The author calculated net productivity—output per hour minus depreciation—using data on gross output per hour from the Bureau of Labor Statistics Major Sector Productivity and Cost database and net output from the Federal Reserve Economic Data of the Federal Reserve Bank of St. Louis.
The author adjusted the wage numbers for inflation using the Personal Consumption Expenditures chain-type price index, or PCE. There exists an important debate about the correct inflation index to use for adjusting wages and incomes for inflation. The other main inflation index—the Consumer Price Index research series using current methods, or CPI-U-RS—shows more inflation than the PCE. Using the CPI-U-RS would depress Millennial wages further relative to previous generations.

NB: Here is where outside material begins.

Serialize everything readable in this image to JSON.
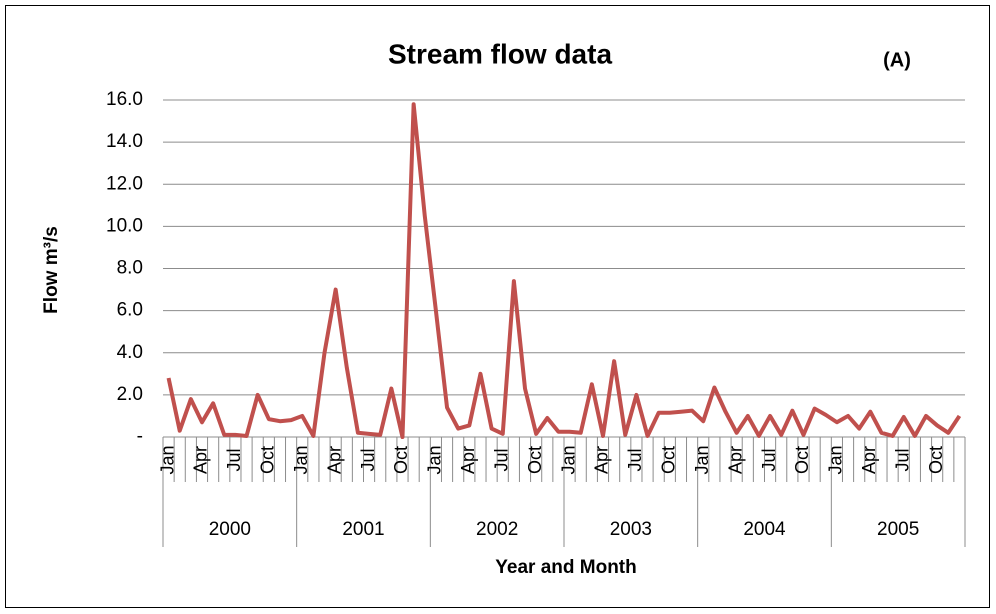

What matters to employers is not just wages but also the cost of an employee—which also includes the cost of benefits such as employers’ health insurance premiums. These benefits have been taking up an increasing share of compensation, so looking at wages alone would tend to understate the growth of compensation. Unfortunately, the CPS data we used do not report compensation. We resolved this as others have: by taking the ratio of compensation to wages reported in the Bureau of Economic Analysis’ National Income and Product Accounts, or NIPA, tables and multiplying it by median wages. While this ratio is not necessarily the ratio of compensation to wages of the median hour worked, evidence suggests that the distribution of nonwage benefits is more unequal than that of wages and that the share of compensation coming from benefits rises with wages. Using the NIPA ratio thus would tend to overstate the median Millennial worker’s compensation relative to the median Gen Xer’s.
Brendan V. Duke is the Associate Director for Economic Policy at the Center for American Progress. He recently turned 30 years old.